救命士のこぼれ話
消防署は24時間、仲間と寝食を共にする職場環境にあります。交替制で勤めるので、3交代制ならば年間の1/3は職場の仲間と消防署という狭い空間で一緒に過ごすことになります。同僚は仕事と生活を共にする第2家族と言っても過言ではありません。食堂にあるのは分かるけれども、消防署に何故かあるもの。
消防署の車庫
消防車と救急車、2台の緊急車両が消防署の車庫に戻ってきました。
隊員「オーライ!オーライ!ストーップ!」
消防隊長「お疲れさん!」
新人「お疲れ様でした」
隊員「お疲れ様でした」
救急現場では救急隊は傷病者を医療機関に搬送してから消防署に戻ってきます。最後に帰署することがほとんどの救急隊が消防隊と同時に戻ってきたと言うことは…。共に出場した新人の消防士が駆け寄ってきました。
新人「これ持ってきました!」
消防隊長「おう、気が利くじゃないか、サンキュな!」
新人「はい、背中にも」
救急隊長「こっちも頼むよ」
新人「はい、振りますよ」
機関員「ありがとう、救急車にも振っておいてくれよ」
新人「分かりました」
隊員「ありがとう〜」
24時間を共に過ごす第2家族の家では、気が利く新人はとても有望です。気が利かないと怒られてばかりだった私とは大違いです。それにしても配属してから数ヶ月の新人がこんなことに気が利くようになると言うのだから…。
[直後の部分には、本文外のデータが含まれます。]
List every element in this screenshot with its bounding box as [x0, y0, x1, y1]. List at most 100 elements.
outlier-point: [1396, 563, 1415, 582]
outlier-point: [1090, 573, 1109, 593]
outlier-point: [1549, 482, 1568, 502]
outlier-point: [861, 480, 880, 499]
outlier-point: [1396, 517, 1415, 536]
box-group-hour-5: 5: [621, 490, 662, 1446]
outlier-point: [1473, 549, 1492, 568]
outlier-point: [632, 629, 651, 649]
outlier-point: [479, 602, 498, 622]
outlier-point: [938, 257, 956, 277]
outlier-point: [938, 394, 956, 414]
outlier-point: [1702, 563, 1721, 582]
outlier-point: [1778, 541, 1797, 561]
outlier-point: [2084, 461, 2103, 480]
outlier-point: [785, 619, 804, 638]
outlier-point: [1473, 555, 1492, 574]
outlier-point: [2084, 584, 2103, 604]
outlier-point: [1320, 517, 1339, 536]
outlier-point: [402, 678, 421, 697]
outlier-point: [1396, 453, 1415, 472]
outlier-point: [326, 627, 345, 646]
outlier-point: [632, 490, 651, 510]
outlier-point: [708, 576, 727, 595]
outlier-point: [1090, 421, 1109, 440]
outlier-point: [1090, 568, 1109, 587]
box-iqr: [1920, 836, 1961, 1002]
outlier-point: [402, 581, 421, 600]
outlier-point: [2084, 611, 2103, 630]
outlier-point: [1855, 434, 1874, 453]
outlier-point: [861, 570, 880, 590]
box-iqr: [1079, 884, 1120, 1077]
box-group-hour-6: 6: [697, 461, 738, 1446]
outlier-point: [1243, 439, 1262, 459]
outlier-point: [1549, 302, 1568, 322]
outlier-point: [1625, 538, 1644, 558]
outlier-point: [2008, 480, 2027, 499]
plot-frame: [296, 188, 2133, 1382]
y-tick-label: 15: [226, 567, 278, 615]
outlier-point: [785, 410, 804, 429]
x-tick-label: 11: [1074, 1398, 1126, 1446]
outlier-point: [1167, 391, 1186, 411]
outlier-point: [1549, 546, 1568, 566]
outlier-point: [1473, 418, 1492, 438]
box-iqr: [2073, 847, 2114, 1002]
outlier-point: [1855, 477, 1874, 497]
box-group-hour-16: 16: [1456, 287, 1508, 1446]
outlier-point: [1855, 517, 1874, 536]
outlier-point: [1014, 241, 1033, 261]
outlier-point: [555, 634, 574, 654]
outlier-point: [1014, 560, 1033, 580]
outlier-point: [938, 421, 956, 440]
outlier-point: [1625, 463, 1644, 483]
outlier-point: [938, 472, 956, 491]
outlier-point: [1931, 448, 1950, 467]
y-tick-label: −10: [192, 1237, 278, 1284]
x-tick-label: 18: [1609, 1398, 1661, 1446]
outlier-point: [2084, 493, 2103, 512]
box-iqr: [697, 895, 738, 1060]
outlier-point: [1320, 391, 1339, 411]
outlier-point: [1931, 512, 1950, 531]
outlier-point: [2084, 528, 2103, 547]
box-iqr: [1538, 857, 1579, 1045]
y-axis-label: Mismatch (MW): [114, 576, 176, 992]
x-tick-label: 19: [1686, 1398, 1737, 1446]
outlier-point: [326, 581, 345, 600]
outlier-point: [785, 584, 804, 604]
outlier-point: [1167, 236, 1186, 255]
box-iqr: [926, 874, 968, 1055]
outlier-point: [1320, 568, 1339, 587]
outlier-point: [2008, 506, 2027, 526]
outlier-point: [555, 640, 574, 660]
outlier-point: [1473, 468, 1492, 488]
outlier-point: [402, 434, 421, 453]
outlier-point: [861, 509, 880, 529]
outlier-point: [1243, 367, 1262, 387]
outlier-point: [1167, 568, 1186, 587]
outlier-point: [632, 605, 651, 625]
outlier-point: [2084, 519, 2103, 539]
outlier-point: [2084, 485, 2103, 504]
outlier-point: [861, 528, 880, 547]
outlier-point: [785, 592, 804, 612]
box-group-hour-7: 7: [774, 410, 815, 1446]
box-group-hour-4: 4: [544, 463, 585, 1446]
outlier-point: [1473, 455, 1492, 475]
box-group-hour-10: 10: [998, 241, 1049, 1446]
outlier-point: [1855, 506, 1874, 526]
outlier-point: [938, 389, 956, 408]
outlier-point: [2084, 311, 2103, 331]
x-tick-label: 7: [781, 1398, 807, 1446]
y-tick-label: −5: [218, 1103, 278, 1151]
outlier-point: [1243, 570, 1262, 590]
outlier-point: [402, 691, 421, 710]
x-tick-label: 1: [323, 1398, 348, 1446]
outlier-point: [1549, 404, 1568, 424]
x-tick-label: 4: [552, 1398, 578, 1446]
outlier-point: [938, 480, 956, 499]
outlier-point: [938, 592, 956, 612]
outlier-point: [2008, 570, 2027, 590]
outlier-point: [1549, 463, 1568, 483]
機関員「消防官は人命救助するものだと思っていただろ?」
新人「はい」
機関員「やっぱり危機一髪のところを助け出すカッコイイ仕事だと思っただろ?」
新人「そうですね…」
機関員「ところが現実はそんな現場になかなか当たらない、消防署の車庫でこんなことをしているなんて思わなかっただろ?」
新人「はい、寝食を共にする仕事だから食堂にあるのは分かるけど、車庫にもあるとは思ってもみませんでした…」
隊員「そうだね、オレもそう思っていた…、続きませんようにって願掛けかな?」
新人「そうですね、あんまり効果はなさそうですけど、背中にも振りますよ〜」
先ほどの現場の傷病者は全身に硬直と死斑が及んでいる状態でした。社会死状態と判断し警察官に申し送り、消防隊と救急隊は同時に引き揚げてきたのでした。気が利く新人消防士が持ってきたのはお清めの塩です。消防署には車庫に塩が用意されています。
人命救助が生業の消防官、それは裏返せば死に直面する仕事と言うこと。どんな仕事も失敗や課題の繰り返しがキラリと光る成功の種になります。消防官の仕事も劇的な救命は本当に一握りで、日常は死との直面の繰り返しばかりです。新人だってこんな現実にも数ヶ月で慣れてしまう。いや…慣れないとやっていけない。
出場指令
「救急隊、消防隊出場、○町○丁目、男性は呼びかけに反応がなし、通報は妻」
消防署に再び救急隊と消防隊の出場を知らせる指令が鳴り響きました。
隊員「あぁぁ…事務室に上がることすらできない…」
新人「お疲れ様です、お清めをしておしまいですね」
このお清めが効いていますように。今度こそ救命の現場でありますように。
119番通報する前に1秒だけ考えてほしい、 大切な人がすぐ近くで倒れていないだろうか?今、本当に救急車が必要だろうか?と。